The labor market is stuck in place — and that’s becoming the real risk
At first glance, the September jobs report looks steady enough: employers added 119,000 jobs, the unemployment rate nudged up to 4.4%, and nothing appears dramatically off-track. But beneath that surface-level stability lies a more complicated truth — the labor market isn’t breaking, but it is stalling, and that stagnation is quickly becoming one of the biggest threats to both employers and job seekers.
While hiring hasn’t collapsed, churn remains exceptionally low. And long-term unemployment continues to hover at troubling levels: 1.8 million people have now been unemployed for 27 weeks or more. While this number is slightly below a high recorded in August 2025, nearly one quarter of all unemployed workers have been job searching for over six months.
These numbers reflect what hiring leaders — and Bullhorn data — have been signaling for months. Decision cycles are slowing. And even when employers need talent, they’re hesitating, caught between an unpredictable economy, global policy shifts, and fundamental questions about what work looks like in the age of AI.
The squeeze on small businesses and new talent
Bullhorn’s latest Job Market Trends data reveals a shift that’s subtle but meaningful: mid-sized and large companies (200+ employees) now hold a measurably larger share of job openings than they did last year. In fact, mid-sized employers (200–599 employees) represent 16% more of total openings compared to October 2023.
Meanwhile, smaller companies — those with fewer than 200 employees — have seen their share of job openings decline. This matters because when small businesses pull back, the effects ripple through the broader labor market, potentially spreading to mid-sized and even enterprise employers.
Small businesses aren’t the only ones feeling the pressure of the stagnant labor market. Roles requiring a bachelor’s degree and one year or less of experience are down 6% year over year, according to Bullhorn data. For recent graduates already navigating a tough hiring climate, that’s one more obstacle in the path toward meaningful career momentum.
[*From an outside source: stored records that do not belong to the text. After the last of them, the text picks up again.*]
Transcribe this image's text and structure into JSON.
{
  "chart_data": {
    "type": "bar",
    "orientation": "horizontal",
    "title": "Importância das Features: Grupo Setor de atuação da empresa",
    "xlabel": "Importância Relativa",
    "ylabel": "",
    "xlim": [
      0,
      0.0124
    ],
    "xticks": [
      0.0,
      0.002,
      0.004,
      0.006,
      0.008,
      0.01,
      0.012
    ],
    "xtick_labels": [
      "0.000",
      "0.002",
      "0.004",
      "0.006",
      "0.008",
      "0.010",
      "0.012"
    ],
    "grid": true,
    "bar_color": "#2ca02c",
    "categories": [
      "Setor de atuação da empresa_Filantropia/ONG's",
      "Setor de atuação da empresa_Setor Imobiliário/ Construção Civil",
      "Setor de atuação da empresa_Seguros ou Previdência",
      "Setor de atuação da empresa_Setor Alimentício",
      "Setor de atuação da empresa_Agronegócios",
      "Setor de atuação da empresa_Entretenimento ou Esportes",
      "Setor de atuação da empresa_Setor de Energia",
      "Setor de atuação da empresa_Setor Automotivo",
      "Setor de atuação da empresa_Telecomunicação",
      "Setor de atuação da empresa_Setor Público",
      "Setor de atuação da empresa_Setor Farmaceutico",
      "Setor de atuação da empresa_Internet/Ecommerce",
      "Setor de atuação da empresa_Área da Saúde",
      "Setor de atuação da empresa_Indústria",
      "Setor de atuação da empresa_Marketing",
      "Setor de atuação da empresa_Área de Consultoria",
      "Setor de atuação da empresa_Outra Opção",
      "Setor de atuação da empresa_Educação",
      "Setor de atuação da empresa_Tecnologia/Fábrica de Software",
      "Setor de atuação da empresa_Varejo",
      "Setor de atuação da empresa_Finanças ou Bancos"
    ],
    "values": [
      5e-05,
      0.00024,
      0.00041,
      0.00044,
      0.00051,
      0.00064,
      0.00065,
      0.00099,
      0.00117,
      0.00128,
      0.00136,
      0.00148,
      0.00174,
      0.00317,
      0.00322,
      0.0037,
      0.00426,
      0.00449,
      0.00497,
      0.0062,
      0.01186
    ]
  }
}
A market that feels “stable” — but isn’t moving
The biggest challenge in today’s labor market isn’t volatility — it’s inertia. Instead of major swings, we’re seeing a slow-throttle environment where:
- Job openings fluctuate month-to-month, but the longer-term trajectory is flat, according to Bullhorn research.
- Transportation and warehousing swing sharply with tariff cycles, suggesting unstable demand patterns.
- Candidate pools deepen, but opportunities stagnate.
The SIA | Bullhorn Staffing Indicator reinforces the point: staffing hours have been remarkably flat for a full year, even as industries experience small peaks and dips.
Flat lines feel safe, but they can also mask drift. This is the quiet risk — a labor market that appears steady but leaves talent stuck in place, which is proven by the decreasing quit rates reported in the latest JOLTS report.
What staffing leaders should prioritize now
A flat labor market demands focus and decisive action. Here’s how leaders can position their firms to win:
- Tighten operations. Streamline workflows, audit tech stacks, and eliminate friction to convert more requisitions faster — even as clients hesitate.
- Scale communication with automation. Keep candidates informed and engaged while protecting recruiter bandwidth. Clear, consistent updates build loyalty and recurring revenue.
- Be a trusted advisor to clients. Provide insights on hiring trends, role design, and AI adoption. Firms that advise earn preference in uncertain markets.
- Invest in early career pipelines. Nurture recent grads and upskill talent now to secure the workforce you’ll need when hiring accelerates.
- Lean on data. Use industry-specific research like Bullhorn Insights to guide your team and clients, set realistic expectations, and make confident decisions.
The bottom line
Recruiters who combine responsiveness with empathy, automation with insight, and data with human connection will be the ones who unlock movement in a market that feels stuck. They’ll give candidates momentum when the market won’t. And they’ll guide employers through uncertainty with confidence rooted in clarity.